BIO (E/S) encodings for prodigy annotations in sequence labeling applications

Does prodigy have built-in support for BIO (etc)?

We don’t have a converter for that, no. We thought about adding one, but there are a few subtle variations of it (IOB vs IOB2 vs BILOU), and the problems could be hard to debug if it loads the data incorrectly. We also usually encourage stand-off formats, as it avoids a potential source of train/test skew.

I would suggest creating a custom recipe, so that you can control the way spaCy will be tokenizing the text. You’ll want to do something like this:


import Language
from spacy.tokens import Doc

def create_whitespace_tokenizer(nlp):
    def whitespace_tokenizer(string):
        return Doc(nlp.vocab, words=string.split())
    return whitespace_tokenizer

Language.factories['tokenizer'] = create_whitespace_tokenizer

spaCy’s training process is a little unusual among NLP tools, in that we actually use the run-time tokenization during training. Most tools use the gold-standard tokenization and sentence segmentation. However, I think this is mostly because the tools are only ever evaluated with gold-standard segmentation – so this source of train/test skew stays hidden.

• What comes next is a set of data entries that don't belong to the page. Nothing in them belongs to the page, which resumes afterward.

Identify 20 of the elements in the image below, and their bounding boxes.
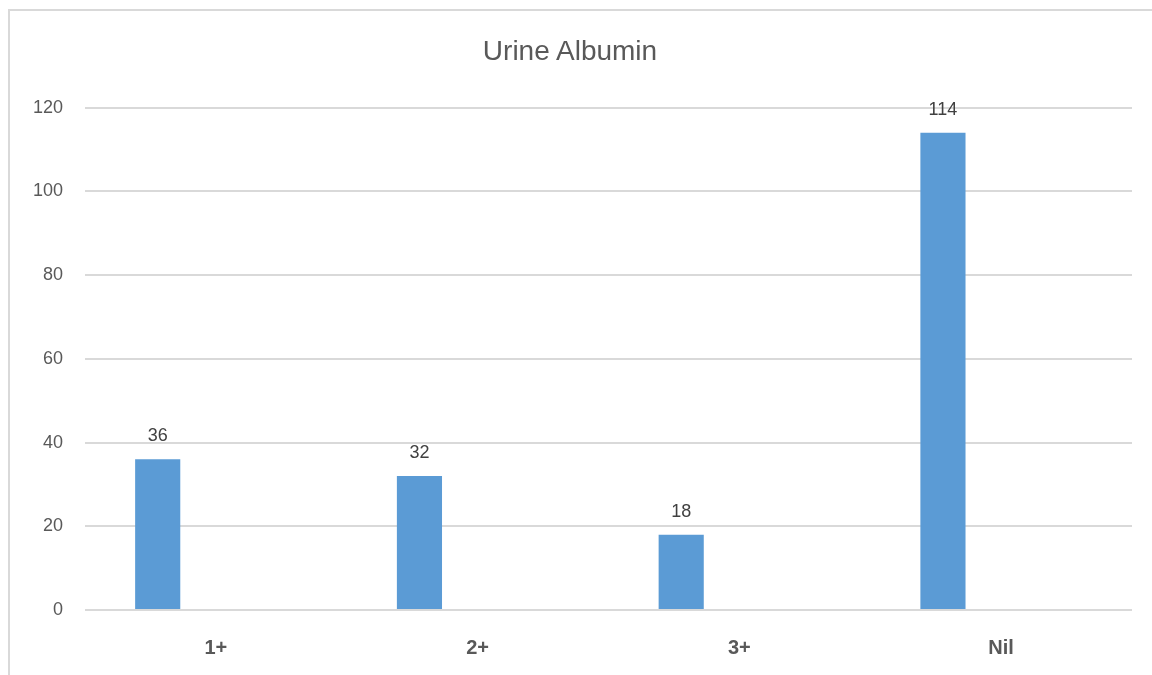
y-tick-label: 80 <box>42 264 63 285</box>
bar <box>396 476 443 609</box>
bar <box>920 132 966 609</box>
y-tick-label: 100 <box>32 180 63 201</box>
data-label: 114 <box>928 98 958 119</box>
y-tick-label: 20 <box>42 515 63 536</box>
data-label: 32 <box>409 442 430 462</box>
y-tick-label: 120 <box>32 96 63 117</box>
bar <box>658 534 704 609</box>
y-tick-label: 60 <box>42 347 63 368</box>
data-label: 36 <box>147 425 168 446</box>
x-tick-label: 3+ <box>727 635 751 658</box>
data-label: 18 <box>671 500 692 521</box>
y-tick-label: 0 <box>52 598 63 619</box>
chart-title: Urine Albumin <box>482 34 658 66</box>
x-tick-label: Nil <box>988 635 1014 658</box>
bar <box>135 459 181 609</box>
x-tick-label: 2+ <box>466 635 490 658</box>
x-tick-label: 1+ <box>204 635 228 658</box>
y-tick-label: 40 <box>42 431 63 452</box>
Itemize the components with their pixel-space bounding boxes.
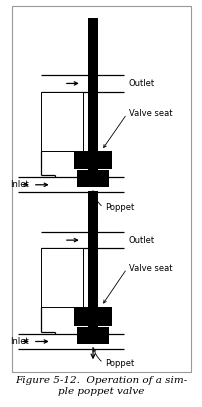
Text: Inlet: Inlet [10,337,29,346]
Bar [74,151,111,169]
Text: Valve seat: Valve seat [128,264,171,273]
Text: Poppet: Poppet [105,359,134,368]
Bar [87,18,98,187]
Bar [76,327,109,344]
Text: Outlet: Outlet [128,79,154,88]
Text: Outlet: Outlet [128,236,154,245]
Bar [74,307,111,326]
Text: Poppet: Poppet [105,203,134,212]
Bar [41,92,82,151]
Text: Inlet: Inlet [10,180,29,189]
Bar [76,170,109,187]
Text: Figure 5-12.  Operation of a sim-
ple poppet valve: Figure 5-12. Operation of a sim- ple pop… [15,376,187,396]
Bar [87,191,98,344]
Bar [41,248,82,307]
Text: Valve seat: Valve seat [128,109,171,118]
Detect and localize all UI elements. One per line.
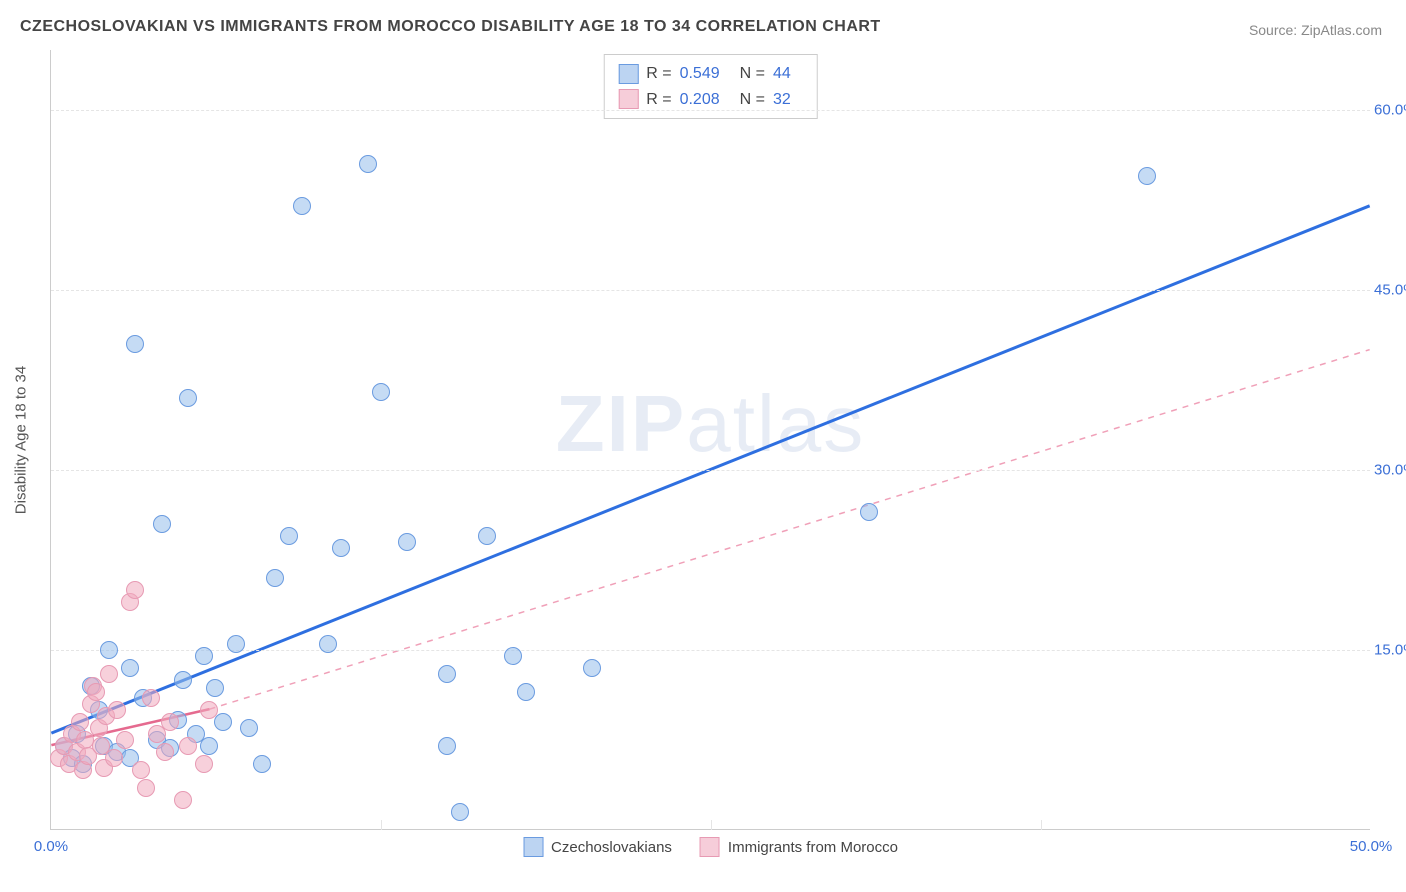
y-tick-label: 15.0% (1374, 642, 1406, 659)
gridline-h (51, 650, 1370, 651)
gridline-v (381, 820, 382, 830)
data-point (319, 635, 337, 653)
chart-plot-area: Disability Age 18 to 34 ZIPatlas R =0.54… (50, 50, 1370, 830)
legend-r-label: R = (646, 87, 671, 113)
data-point (174, 791, 192, 809)
data-point (517, 683, 535, 701)
y-axis-title: Disability Age 18 to 34 (13, 365, 30, 513)
data-point (174, 671, 192, 689)
legend-series-label: Immigrants from Morocco (728, 839, 898, 856)
legend-series-label: Czechoslovakians (551, 839, 672, 856)
legend-r-value: 0.549 (680, 61, 720, 87)
legend-swatch (523, 837, 543, 857)
y-tick-label: 30.0% (1374, 462, 1406, 479)
data-point (266, 569, 284, 587)
data-point (438, 665, 456, 683)
data-point (137, 779, 155, 797)
legend-swatch (618, 64, 638, 84)
data-point (200, 701, 218, 719)
data-point (87, 683, 105, 701)
data-point (179, 737, 197, 755)
legend-series-item: Czechoslovakians (523, 837, 672, 857)
gridline-v (711, 820, 712, 830)
data-point (105, 749, 123, 767)
data-point (504, 647, 522, 665)
data-point (126, 581, 144, 599)
data-point (206, 679, 224, 697)
legend-n-value: 32 (773, 87, 791, 113)
y-tick-label: 60.0% (1374, 102, 1406, 119)
legend-r-label: R = (646, 61, 671, 87)
data-point (121, 659, 139, 677)
data-point (478, 527, 496, 545)
y-tick-label: 45.0% (1374, 282, 1406, 299)
data-point (372, 383, 390, 401)
legend-series-item: Immigrants from Morocco (700, 837, 898, 857)
data-point (156, 743, 174, 761)
gridline-h (51, 290, 1370, 291)
gridline-v (1041, 820, 1042, 830)
data-point (142, 689, 160, 707)
data-point (293, 197, 311, 215)
data-point (116, 731, 134, 749)
legend-swatch (700, 837, 720, 857)
data-point (132, 761, 150, 779)
legend-series: Czechoslovakians Immigrants from Morocco (523, 837, 898, 857)
data-point (1138, 167, 1156, 185)
data-point (195, 647, 213, 665)
data-point (126, 335, 144, 353)
data-point (161, 713, 179, 731)
data-point (398, 533, 416, 551)
data-point (332, 539, 350, 557)
data-point (195, 755, 213, 773)
x-tick-label: 50.0% (1350, 838, 1393, 855)
data-point (227, 635, 245, 653)
legend-n-label: N = (740, 87, 765, 113)
data-point (438, 737, 456, 755)
data-point (71, 713, 89, 731)
data-point (200, 737, 218, 755)
data-point (451, 803, 469, 821)
source-label: Source: ZipAtlas.com (1249, 22, 1382, 38)
data-point (240, 719, 258, 737)
x-tick-label: 0.0% (34, 838, 68, 855)
data-point (583, 659, 601, 677)
data-point (153, 515, 171, 533)
data-point (100, 641, 118, 659)
legend-swatch (618, 89, 638, 109)
data-point (100, 665, 118, 683)
trend-lines (51, 50, 1370, 829)
data-point (359, 155, 377, 173)
data-point (280, 527, 298, 545)
watermark: ZIPatlas (556, 378, 865, 470)
legend-stat-row: R = 0.549 N = 44 (618, 61, 803, 87)
data-point (179, 389, 197, 407)
gridline-h (51, 110, 1370, 111)
gridline-h (51, 470, 1370, 471)
legend-stat-row: R = 0.208 N = 32 (618, 87, 803, 113)
data-point (108, 701, 126, 719)
data-point (860, 503, 878, 521)
data-point (253, 755, 271, 773)
legend-n-label: N = (740, 61, 765, 87)
legend-r-value: 0.208 (680, 87, 720, 113)
chart-title: CZECHOSLOVAKIAN VS IMMIGRANTS FROM MOROC… (20, 18, 881, 36)
legend-n-value: 44 (773, 61, 791, 87)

It’s usually very helpful to have the model learning from exactly the tokenization you’re going to get at runtime. But if the text comes in an IOB format, we don’t get to tokenize the text during training — so we have to hack the tokenizer, as above.

If you’re not pre-tokenizing the text at runtime, you should probably make sure spaCy’s tokenizer is matching your NER data’s tokenization reasonably well. You can customize it in a variety of ways if necessary: https://spacy.io/usage/linguistic-features#section-tokenization

Yeah, we’ve written our own tokenizer for all labeling, training, and prediction. I definitely agree that the tokenization has to be the same, otherwise it’s nearly impossible to evaluate performance of a sequence labeler.

The tokenization-overriding step was not particularly simple to get working with prodigy, though we figured it all out with some help from you guys :slight_smile:

I assume I’ll write a couple different “encoders” that take multi-token spans and convert them - something like labels_as_bio(doc) or labels_as_bioe(doc) or whatever. I may be misunderstanding some of your response though… are you saying there’s another way (outside of some encoding system) to train a sequence labeler on multi-token label spans?

This reminds me: do you intend to allow intra-token annotation at some point, or is the only way to do that through a tokenizer that splits on every char?